Few young Canadians saving for retirement, survey says
In this undated file photo, office workers work in cubicles.
Published Wednesday, August 1, 2012 7:01AM EDT
Last Updated Wednesday, August 1, 2012 9:06AM EDT
Nearly a third of young Canadians have not tucked away any money for retirement, even though many plan on leaving the workforce before they hit age 60, a recent survey suggests.
A Bank of Montreal survey released Tuesday found that 27 per cent of young adults -- between the ages of 18 and 34 -- have yet to save any money for retirement.
At the same time, 41 per cent of those surveyed expressed a desire to retire before age 60.
Tina Di Vito, head of BMO’s Retirement Institute, noted that young adults might not realize that squirreling away funds early on in life will make it easier to hit retirement goals later on.
“A clear dichotomy exists between what young people think about retirement and what they are actually doing to prepare for it,” she said in a statement issued Tuesday.
Of the respondents who had started saving, 52 per cent had put their money into a Registered Retirement Savings Plan, while 36 per cent had funds stored in a tax-free savings account.
Prime Minister Stephen Harper introduced tax-free savings accounts, or TFSAs, in 2008. The accounts allow adults to put away up to $5,000 a year to grow tax-free.
Though TFSAs have been popular, critics have noted that when Canadians begin to withdraw money from the plans, that income will not factor into whether they’re eligible for Old Age Security or Guaranteed Income Supplement.
What’s more, the survey reports that while almost a quarter (23 per cent) of Baby Boomers over the age of 55 have thought a lot about how long they might be retired, only five per cent of young adults have done the same.

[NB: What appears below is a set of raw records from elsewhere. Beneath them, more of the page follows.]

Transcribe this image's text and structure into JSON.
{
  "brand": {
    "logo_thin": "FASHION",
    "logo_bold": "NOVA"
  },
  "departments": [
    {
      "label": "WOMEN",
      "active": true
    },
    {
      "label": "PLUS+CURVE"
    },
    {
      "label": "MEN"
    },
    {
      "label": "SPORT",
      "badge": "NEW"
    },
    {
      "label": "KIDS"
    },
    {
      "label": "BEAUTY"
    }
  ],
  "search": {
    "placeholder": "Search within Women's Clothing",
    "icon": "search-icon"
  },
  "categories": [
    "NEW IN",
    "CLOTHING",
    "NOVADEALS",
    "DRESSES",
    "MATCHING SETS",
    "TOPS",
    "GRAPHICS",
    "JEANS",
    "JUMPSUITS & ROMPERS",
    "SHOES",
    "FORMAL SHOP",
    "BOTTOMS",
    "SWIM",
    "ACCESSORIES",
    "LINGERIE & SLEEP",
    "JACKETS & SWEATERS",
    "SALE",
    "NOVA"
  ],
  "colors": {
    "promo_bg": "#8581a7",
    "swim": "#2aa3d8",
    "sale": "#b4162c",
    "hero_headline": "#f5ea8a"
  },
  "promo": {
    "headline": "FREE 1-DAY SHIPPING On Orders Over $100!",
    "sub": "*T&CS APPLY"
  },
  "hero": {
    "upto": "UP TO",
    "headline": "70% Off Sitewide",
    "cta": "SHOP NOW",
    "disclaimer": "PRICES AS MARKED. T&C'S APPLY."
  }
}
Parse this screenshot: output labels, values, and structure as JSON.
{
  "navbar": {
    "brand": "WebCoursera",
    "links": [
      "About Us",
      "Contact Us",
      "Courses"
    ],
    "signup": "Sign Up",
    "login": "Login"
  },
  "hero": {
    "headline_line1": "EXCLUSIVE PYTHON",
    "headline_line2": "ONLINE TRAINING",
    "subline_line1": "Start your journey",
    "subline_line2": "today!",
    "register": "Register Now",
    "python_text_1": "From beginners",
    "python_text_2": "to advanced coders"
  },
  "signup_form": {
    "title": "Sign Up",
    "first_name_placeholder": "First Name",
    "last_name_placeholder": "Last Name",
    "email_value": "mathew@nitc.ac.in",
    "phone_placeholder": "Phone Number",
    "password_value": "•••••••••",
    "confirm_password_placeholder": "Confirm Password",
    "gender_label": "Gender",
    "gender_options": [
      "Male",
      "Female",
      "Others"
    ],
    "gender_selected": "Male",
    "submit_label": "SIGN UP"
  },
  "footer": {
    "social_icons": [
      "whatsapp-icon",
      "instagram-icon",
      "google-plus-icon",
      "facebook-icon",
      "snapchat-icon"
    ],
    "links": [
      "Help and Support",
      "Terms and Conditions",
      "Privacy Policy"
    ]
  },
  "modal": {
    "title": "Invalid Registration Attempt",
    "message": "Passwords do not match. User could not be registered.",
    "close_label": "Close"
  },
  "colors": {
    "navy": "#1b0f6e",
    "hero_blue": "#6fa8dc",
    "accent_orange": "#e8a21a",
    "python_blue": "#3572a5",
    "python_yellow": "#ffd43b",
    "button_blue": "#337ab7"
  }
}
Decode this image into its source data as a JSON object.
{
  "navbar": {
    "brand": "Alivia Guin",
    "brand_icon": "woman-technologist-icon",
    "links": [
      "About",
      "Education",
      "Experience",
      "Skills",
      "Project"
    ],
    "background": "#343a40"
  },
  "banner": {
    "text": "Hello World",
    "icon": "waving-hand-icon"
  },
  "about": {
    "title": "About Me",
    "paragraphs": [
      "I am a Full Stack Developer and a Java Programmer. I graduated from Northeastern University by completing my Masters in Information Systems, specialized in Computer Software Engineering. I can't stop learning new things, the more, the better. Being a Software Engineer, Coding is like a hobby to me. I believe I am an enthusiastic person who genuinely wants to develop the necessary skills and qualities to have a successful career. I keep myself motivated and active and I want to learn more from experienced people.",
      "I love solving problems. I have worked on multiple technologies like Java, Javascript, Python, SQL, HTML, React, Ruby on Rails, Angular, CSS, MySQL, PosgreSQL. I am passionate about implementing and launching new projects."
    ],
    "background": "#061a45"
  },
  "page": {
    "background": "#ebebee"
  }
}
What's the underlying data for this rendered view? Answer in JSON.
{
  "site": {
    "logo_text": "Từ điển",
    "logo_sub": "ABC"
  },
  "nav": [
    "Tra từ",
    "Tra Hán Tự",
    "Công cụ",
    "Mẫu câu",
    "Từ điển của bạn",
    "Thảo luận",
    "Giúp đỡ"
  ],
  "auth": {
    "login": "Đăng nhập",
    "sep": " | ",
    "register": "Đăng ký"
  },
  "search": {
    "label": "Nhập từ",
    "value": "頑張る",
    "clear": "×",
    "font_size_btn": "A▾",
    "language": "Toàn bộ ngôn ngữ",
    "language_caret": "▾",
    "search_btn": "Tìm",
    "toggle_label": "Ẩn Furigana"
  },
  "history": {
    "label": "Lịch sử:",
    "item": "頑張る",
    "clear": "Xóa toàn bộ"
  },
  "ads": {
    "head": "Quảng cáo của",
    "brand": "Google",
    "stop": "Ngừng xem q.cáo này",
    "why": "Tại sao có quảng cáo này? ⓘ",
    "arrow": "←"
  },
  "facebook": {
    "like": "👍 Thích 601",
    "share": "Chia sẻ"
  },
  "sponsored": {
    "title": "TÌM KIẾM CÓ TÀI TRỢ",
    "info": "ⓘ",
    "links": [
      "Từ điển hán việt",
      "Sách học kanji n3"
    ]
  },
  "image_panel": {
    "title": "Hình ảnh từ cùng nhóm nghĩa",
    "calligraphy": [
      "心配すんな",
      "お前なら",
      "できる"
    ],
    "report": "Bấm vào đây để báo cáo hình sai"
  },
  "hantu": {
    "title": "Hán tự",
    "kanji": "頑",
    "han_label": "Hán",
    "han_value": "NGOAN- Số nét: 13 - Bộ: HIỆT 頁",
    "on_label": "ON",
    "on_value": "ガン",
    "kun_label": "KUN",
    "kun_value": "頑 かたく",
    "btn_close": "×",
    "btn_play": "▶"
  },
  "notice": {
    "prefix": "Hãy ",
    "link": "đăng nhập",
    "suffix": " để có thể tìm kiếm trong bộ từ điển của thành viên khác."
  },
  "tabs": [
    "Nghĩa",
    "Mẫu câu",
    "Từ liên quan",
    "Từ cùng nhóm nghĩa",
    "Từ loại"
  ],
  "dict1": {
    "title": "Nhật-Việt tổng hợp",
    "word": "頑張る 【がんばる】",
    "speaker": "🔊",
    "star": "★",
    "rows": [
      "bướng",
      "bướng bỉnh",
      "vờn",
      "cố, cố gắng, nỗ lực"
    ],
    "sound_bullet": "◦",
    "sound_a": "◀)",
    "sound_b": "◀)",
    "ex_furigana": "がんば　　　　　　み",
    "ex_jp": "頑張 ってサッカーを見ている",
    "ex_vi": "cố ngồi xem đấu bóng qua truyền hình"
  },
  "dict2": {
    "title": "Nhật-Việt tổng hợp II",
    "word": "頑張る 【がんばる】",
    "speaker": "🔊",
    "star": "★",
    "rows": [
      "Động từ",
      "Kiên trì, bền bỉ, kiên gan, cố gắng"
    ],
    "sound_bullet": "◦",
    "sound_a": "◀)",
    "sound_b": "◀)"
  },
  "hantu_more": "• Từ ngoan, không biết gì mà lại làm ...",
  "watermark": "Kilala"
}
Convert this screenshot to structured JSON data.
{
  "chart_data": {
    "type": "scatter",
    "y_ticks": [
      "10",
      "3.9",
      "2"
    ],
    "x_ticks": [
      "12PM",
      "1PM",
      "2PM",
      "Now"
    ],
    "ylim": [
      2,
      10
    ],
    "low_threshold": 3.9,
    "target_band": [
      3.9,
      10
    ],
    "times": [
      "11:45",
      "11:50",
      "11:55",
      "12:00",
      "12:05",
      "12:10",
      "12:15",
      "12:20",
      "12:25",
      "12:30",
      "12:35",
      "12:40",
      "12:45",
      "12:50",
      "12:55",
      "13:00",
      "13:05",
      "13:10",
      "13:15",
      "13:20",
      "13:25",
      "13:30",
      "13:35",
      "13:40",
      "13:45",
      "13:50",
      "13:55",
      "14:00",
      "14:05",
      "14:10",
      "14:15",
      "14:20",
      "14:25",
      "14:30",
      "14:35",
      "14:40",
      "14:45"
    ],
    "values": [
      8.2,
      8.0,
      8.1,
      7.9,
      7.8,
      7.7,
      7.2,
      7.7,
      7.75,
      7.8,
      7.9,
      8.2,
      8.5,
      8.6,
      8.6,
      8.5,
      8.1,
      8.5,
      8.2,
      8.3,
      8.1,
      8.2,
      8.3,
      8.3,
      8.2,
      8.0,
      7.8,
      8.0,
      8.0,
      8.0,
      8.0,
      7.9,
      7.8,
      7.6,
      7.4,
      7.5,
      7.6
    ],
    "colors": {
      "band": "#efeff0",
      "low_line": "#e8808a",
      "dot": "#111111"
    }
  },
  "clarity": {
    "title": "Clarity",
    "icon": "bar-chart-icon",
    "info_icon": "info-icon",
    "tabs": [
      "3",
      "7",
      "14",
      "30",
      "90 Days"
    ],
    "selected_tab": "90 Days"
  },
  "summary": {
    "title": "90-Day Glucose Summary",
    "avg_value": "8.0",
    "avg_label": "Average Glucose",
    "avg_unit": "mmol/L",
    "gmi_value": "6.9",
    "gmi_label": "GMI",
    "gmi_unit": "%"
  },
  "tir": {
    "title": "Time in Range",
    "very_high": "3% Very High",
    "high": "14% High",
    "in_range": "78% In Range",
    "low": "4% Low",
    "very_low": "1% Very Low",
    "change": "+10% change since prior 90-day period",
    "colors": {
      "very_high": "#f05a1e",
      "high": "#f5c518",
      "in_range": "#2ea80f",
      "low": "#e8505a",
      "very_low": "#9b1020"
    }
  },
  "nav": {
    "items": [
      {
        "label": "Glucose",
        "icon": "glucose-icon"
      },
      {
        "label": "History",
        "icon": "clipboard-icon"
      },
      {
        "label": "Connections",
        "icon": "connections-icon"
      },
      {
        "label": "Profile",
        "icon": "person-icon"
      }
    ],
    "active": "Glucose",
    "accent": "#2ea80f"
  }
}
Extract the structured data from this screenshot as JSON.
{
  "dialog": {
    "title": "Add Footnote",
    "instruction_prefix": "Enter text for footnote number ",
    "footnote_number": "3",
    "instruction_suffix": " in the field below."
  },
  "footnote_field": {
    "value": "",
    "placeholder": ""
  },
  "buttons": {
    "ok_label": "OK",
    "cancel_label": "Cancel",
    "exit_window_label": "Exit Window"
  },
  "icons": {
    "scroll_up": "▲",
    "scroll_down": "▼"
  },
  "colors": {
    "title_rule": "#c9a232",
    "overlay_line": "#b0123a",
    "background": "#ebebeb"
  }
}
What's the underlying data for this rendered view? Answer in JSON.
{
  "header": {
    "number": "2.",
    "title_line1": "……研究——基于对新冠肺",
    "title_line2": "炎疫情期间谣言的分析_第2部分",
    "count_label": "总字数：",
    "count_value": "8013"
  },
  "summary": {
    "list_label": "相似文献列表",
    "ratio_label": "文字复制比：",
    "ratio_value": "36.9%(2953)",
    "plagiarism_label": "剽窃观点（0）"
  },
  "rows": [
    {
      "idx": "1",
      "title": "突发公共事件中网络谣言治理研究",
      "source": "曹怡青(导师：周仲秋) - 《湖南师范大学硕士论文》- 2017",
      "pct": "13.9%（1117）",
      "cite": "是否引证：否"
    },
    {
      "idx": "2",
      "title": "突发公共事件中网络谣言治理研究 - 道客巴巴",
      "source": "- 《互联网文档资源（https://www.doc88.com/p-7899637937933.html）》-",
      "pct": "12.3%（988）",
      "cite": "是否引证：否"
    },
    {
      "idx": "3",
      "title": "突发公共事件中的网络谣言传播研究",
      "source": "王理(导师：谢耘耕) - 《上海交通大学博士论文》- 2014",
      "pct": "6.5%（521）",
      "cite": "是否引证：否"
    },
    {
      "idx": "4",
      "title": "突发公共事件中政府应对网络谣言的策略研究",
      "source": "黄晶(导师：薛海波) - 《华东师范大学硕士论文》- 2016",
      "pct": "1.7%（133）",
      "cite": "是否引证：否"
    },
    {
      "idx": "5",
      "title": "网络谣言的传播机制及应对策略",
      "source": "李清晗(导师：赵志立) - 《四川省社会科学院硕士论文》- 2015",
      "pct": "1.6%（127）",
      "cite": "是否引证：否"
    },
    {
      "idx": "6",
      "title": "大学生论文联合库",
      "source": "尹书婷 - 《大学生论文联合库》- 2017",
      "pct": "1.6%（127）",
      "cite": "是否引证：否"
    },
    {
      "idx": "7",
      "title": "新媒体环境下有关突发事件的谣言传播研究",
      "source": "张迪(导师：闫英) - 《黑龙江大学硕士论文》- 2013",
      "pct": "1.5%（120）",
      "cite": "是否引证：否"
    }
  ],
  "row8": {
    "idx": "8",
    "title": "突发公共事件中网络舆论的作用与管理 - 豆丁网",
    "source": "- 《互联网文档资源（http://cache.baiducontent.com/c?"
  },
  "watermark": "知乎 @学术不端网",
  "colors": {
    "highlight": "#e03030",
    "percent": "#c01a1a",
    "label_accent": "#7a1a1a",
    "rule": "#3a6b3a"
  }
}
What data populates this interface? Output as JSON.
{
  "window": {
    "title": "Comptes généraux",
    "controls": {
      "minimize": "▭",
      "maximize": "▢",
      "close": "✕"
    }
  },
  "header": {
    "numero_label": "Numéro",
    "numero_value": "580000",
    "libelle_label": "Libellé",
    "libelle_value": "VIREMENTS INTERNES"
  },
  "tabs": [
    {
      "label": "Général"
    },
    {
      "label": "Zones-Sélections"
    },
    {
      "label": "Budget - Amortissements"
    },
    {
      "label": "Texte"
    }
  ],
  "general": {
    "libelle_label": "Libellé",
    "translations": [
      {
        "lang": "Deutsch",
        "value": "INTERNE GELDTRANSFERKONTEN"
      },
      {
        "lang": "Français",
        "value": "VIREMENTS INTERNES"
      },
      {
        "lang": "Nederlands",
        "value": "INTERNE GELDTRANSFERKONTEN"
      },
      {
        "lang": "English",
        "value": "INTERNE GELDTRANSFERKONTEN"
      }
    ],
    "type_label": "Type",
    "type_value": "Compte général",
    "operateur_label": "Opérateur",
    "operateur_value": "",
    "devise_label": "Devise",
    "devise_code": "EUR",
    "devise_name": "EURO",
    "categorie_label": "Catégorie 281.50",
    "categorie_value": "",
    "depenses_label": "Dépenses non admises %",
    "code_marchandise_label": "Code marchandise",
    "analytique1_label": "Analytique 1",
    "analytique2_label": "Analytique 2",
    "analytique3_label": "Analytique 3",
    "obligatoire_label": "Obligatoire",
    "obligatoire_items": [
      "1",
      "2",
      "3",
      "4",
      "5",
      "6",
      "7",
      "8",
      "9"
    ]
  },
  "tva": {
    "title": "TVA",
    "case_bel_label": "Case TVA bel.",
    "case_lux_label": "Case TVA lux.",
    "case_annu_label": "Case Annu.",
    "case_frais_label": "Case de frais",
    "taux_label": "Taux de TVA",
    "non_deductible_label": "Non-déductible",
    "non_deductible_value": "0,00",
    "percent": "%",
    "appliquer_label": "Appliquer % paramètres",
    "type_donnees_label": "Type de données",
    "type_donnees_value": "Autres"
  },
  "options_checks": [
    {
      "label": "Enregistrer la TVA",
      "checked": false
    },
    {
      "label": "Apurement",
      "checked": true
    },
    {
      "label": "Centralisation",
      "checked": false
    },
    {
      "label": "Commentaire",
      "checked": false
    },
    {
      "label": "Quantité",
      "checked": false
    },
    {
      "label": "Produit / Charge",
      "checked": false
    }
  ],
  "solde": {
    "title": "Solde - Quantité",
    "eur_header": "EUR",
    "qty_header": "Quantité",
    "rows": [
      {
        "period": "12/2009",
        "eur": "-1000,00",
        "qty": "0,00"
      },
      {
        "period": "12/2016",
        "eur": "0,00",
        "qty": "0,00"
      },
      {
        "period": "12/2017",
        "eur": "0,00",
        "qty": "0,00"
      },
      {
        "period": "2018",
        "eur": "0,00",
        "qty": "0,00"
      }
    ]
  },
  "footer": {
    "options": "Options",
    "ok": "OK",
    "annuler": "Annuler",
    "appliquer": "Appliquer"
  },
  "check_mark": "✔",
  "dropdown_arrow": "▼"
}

Still, the report acknowledged that there were several factors that might affect one’s financial planning including the burden of student debt, lower wages and poor job prospects.
While many BMO survey respondents had not started saving for life after work, the majority (82 per cent) agreed that retirement planning was important.
Even so, only 23 per cent of respondents had consulted a financial planner for assistance.
“While it’s great news that young adults appreciate the importance of retirement planning, it’s a concern that many are not backing it up with concrete action,” said Di Vito.
The BMO survey comes months after the release of the federal budget which confirmed that the government is forging ahead with plans to raise eligibility for Old Age Security to 67 from 65.
The reform, which also applies to the Guaranteed Income Supplement, will be gradually phrased in over a six-year period starting in April 2023. Anyone born on or after April 1, 1958 will be affected.
The BMO survey, titled Broadening the Approach to Preparing for Retirement, was conducted online by Leger Marketing, between February 8 to February 16.
The margin of error is plus or minus 3.1 per cent, 19 times out of 20.